Amazon will discontinue support for 12 older Kindle models effective May 20, meaning those devices will no longer be able to purchase, borrow, or download new content from the Kindle Store. Affected devices span models from the original 2007 Kindle through multiple 2011–2012 Kindle and Kindle Fire variants. To ease upgrades, Amazon is offering 20% off select new Kindles and a $20 eBook credit to owners of impacted devices.

Analysis

This is a low-noise corporate product lifecycle move that amplifies Amazon’s optionality on device-driven monetization rather than a one-off cost. By forcing upgrades off end-of-life hardware, Amazon accelerates replacement demand and — more importantly — the timing of recurring content purchases and subscription conversions; expect measurable lift in average revenue per user (ARPU) from the Kindle cohort concentrated over the next 2–6 quarters. Second-order commercial effects: the aftermarket for used Kindles and independent repair vendors will see inventory re-pricing and margin compression as demand shifts to certified refurbished units sold by Amazon and its retail partners, concentrating resale flows back into Amazon’s ecosystem and reducing leakage to third-party storefronts over 6–12 months. On the margin, short-term customer-service load and potential PR churn create a days-to-weeks hit to sentiment, but warranty and legacy support cost savings roll through within the next quarter and improve device margin profiles thereafter.
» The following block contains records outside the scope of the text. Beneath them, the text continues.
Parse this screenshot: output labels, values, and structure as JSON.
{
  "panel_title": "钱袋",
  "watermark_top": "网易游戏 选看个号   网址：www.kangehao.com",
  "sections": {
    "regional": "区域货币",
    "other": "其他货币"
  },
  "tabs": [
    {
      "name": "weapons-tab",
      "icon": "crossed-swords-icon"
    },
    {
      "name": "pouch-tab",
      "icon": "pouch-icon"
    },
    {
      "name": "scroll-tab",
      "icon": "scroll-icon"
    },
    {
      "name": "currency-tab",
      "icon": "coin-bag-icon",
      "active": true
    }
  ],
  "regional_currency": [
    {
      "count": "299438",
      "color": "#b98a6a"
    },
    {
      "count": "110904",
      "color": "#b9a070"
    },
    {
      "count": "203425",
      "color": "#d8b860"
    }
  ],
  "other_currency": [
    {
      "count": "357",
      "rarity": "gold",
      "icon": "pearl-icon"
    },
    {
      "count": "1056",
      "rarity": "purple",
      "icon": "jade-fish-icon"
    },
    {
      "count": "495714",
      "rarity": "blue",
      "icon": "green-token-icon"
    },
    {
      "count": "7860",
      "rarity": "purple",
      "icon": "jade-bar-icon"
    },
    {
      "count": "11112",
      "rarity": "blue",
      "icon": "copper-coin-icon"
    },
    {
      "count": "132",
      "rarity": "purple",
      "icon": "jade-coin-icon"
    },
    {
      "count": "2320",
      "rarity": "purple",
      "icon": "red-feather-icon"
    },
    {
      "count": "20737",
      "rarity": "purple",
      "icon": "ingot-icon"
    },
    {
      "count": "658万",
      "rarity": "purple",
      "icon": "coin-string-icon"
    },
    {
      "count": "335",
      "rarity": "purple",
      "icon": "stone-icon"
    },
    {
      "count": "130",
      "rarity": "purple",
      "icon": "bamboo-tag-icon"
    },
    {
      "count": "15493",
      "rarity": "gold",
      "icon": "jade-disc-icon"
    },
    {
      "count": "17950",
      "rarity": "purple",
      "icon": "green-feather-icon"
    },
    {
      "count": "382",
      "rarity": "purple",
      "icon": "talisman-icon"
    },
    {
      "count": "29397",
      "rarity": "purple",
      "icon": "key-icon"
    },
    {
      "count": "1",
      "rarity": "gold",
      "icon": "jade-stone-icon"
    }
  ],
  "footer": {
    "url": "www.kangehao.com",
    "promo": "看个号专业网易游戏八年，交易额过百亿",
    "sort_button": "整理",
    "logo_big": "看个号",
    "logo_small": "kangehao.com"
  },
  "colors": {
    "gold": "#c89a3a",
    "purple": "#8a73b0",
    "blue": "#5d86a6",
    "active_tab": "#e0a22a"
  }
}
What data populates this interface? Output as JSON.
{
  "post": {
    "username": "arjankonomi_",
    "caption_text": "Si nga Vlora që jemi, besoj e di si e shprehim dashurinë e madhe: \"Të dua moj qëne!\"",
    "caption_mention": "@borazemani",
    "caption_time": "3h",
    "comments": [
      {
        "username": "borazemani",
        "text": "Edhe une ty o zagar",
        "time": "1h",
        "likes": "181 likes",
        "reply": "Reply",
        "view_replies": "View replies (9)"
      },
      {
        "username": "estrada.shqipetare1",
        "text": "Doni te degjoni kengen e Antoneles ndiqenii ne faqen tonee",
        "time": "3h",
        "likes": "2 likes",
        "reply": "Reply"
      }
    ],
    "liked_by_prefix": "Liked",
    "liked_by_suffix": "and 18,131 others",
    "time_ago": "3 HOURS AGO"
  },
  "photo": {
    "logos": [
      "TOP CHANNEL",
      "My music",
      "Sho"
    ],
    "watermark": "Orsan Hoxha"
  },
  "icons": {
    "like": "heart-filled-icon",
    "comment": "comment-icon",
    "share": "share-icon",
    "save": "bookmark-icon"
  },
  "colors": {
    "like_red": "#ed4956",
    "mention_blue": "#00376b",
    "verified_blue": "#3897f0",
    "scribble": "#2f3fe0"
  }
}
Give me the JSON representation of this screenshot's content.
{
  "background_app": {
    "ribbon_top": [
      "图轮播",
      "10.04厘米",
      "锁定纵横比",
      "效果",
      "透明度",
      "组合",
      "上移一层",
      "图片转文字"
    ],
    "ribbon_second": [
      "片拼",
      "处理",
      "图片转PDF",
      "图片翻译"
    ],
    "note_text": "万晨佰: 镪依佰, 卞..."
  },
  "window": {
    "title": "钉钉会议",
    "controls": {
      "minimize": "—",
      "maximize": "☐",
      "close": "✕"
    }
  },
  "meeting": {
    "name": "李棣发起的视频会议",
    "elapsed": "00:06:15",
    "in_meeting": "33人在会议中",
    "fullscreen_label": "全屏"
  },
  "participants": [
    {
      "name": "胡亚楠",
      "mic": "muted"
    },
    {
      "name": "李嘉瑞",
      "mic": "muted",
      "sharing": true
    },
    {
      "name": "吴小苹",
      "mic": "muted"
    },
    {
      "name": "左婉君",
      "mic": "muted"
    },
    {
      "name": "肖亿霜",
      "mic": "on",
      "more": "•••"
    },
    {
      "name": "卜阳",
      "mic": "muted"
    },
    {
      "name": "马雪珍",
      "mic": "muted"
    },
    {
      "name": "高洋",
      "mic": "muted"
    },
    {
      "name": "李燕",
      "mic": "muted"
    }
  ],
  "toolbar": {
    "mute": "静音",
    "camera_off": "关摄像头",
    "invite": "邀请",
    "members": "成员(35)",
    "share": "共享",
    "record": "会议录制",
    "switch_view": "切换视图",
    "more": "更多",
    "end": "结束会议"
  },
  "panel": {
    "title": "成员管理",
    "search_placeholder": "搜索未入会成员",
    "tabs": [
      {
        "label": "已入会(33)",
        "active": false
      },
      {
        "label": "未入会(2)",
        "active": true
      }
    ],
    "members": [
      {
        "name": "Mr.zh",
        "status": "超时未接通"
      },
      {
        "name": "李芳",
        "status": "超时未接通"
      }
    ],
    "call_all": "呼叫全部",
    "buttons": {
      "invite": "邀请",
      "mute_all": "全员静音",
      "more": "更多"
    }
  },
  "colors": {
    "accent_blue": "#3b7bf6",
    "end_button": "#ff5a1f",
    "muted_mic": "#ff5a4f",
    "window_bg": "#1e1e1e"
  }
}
Competitive angle: smaller e-reader and niche hardware players lose negotiating leverage — Rakuten Kobo and independent retailers now face a narrower addressable market for upgrades, pushing them to compete on software/content bundling rather than price. Regulatory/tail risk: if a significant subset of users claims devices were intentionally depreciated to force purchases, a localized legal or consumer-protection action could create reputational and modest financial drag in the next 3–9 months, but it’s unlikely to alter Amazon’s multi-product lock-in economics longer term.